Capítulo CXL - HELÔ
Eu achava que a gente desse hospital era desprezível só pelo que eles fizeram comigo, mas eu estava enganada. Eu não sofrera nada na mão deles. Eles eram capazes de fazer coisas muito piores.
E o que me assustava ainda mais era saber que o Bruno estava entre essas vítimas. Como eles já sabiam que ele era da segunda geração desde bebê, ele passou por todo tipo de tortura – pois não existe outra palavra que defina essas coisas horríveis que fizeram com ele.
Através daqueles arquivos descobri qual a temperatura mínima que ele aguentava até seu corpo chegar ao limite da hipotermia, quanto tempo ele suportava ficar ser respirar antes de desmaiar e outras coisas mais perturbadoras. Eles queriam saber se o aperfeiçoamento genético tinha afetado sua resistência e, pelos resultados, ele sofreu à toa.
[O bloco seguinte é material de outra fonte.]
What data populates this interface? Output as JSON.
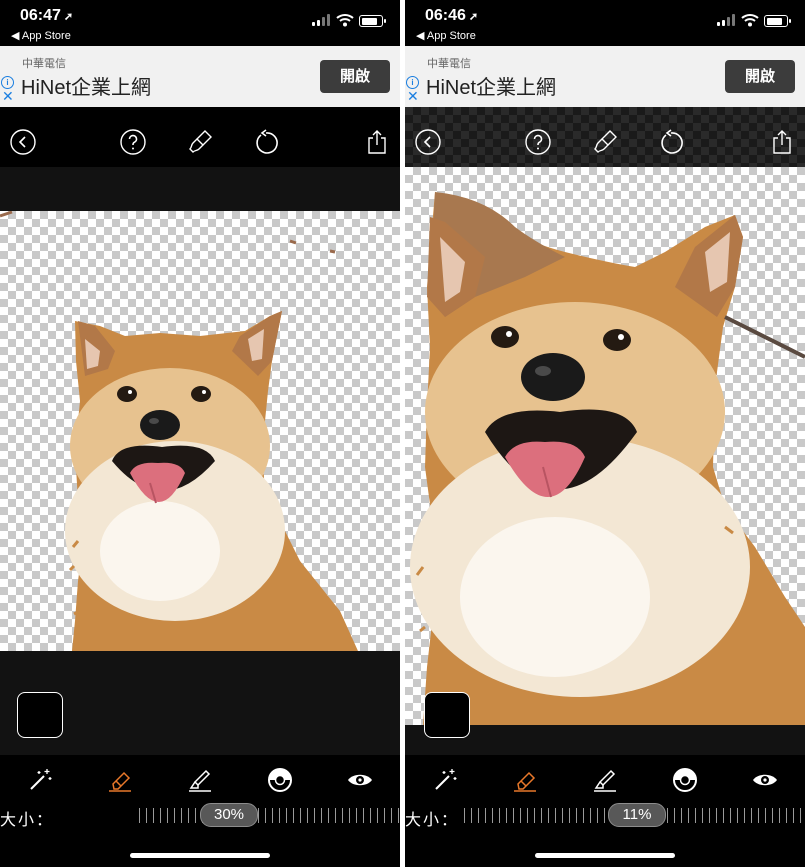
{
  "screens": [
    {
      "status": {
        "time": "06:47",
        "back_app": "◀ App Store"
      },
      "ad": {
        "sponsor": "中華電信",
        "title": "HiNet企業上網",
        "button": "開啟"
      },
      "size": {
        "label": "大小：",
        "value": "30%",
        "fraction": 0.3
      }
    },
    {
      "status": {
        "time": "06:46",
        "back_app": "◀ App Store"
      },
      "ad": {
        "sponsor": "中華電信",
        "title": "HiNet企業上網",
        "button": "開啟"
      },
      "size": {
        "label": "大小：",
        "value": "11%",
        "fraction": 0.11
      }
    }
  ],
  "icons": {
    "toolbar": [
      "back-icon",
      "help-icon",
      "brush-icon",
      "undo-icon",
      "share-icon"
    ],
    "tools": [
      "magic-wand-icon",
      "eraser-icon",
      "restore-brush-icon",
      "lasso-icon",
      "preview-eye-icon"
    ]
  },
  "colors": {
    "accent": "#e8782a",
    "background": "#000000",
    "ad_button": "#3c3c3c"
  }
}
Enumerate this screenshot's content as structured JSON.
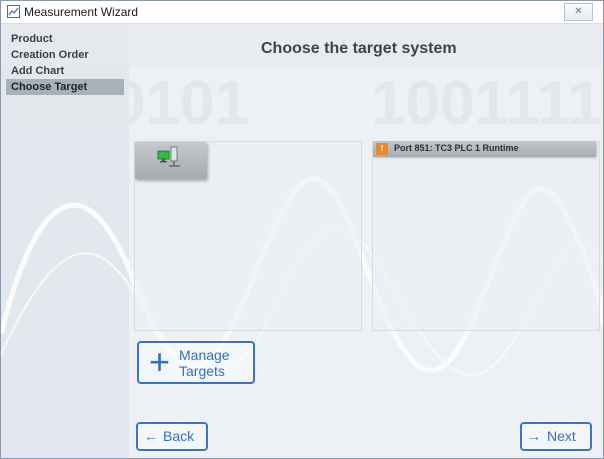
{
  "window": {
    "title": "Measurement Wizard",
    "close_glyph": "✕"
  },
  "sidebar": {
    "items": [
      {
        "label": "Product",
        "active": false
      },
      {
        "label": "Creation Order",
        "active": false
      },
      {
        "label": "Add Chart",
        "active": false
      },
      {
        "label": "Choose Target",
        "active": true
      }
    ]
  },
  "main": {
    "heading": "Choose the target system",
    "local_system_tile": {
      "icon": "computer-network-icon"
    },
    "port": {
      "icon": "plc-runtime-icon",
      "icon_text": "!",
      "label": "Port 851: TC3 PLC 1 Runtime"
    },
    "manage_targets": {
      "icon": "plus-icon",
      "glyph": "+",
      "line1": "Manage",
      "line2": "Targets"
    }
  },
  "footer": {
    "back": {
      "glyph": "←",
      "label": "Back"
    },
    "next": {
      "glyph": "→",
      "label": "Next"
    }
  },
  "colors": {
    "accent": "#3d73c4",
    "port_icon": "#e98a2a",
    "active_nav": "#a8b0b8"
  }
}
– Caramba! Aqui está escrito que ele entortou uma viga de aço maciço com a força da mente. – Choramingou o Tião, apavorado. – Você viu a cara que ele olhou para mim? Ele pode arrancar o meu coração sem usar as mãos, Helô!
– Ele não vai fazer isso – respondi, sem dar muita atenção para suas reclamações.
O pior é que o Bruno não foi o único a sofrer com essa tortura. A Malu também teve sua parcela de sofrimento também, assim como outros internos. Nenhum deles se comparava com o Bruno, que sofreu por quase dezesseis anos, mas ainda era bem ruim.
– Você vai resolver esse problema, porque eu não quero morrer – insistiu o Tião. – Especialmente por uma coisa que eu não fiz! Eu sou jovem demais para morrer nas garras de um telecinético ciumento. Ele pode explodir a minha cabeça!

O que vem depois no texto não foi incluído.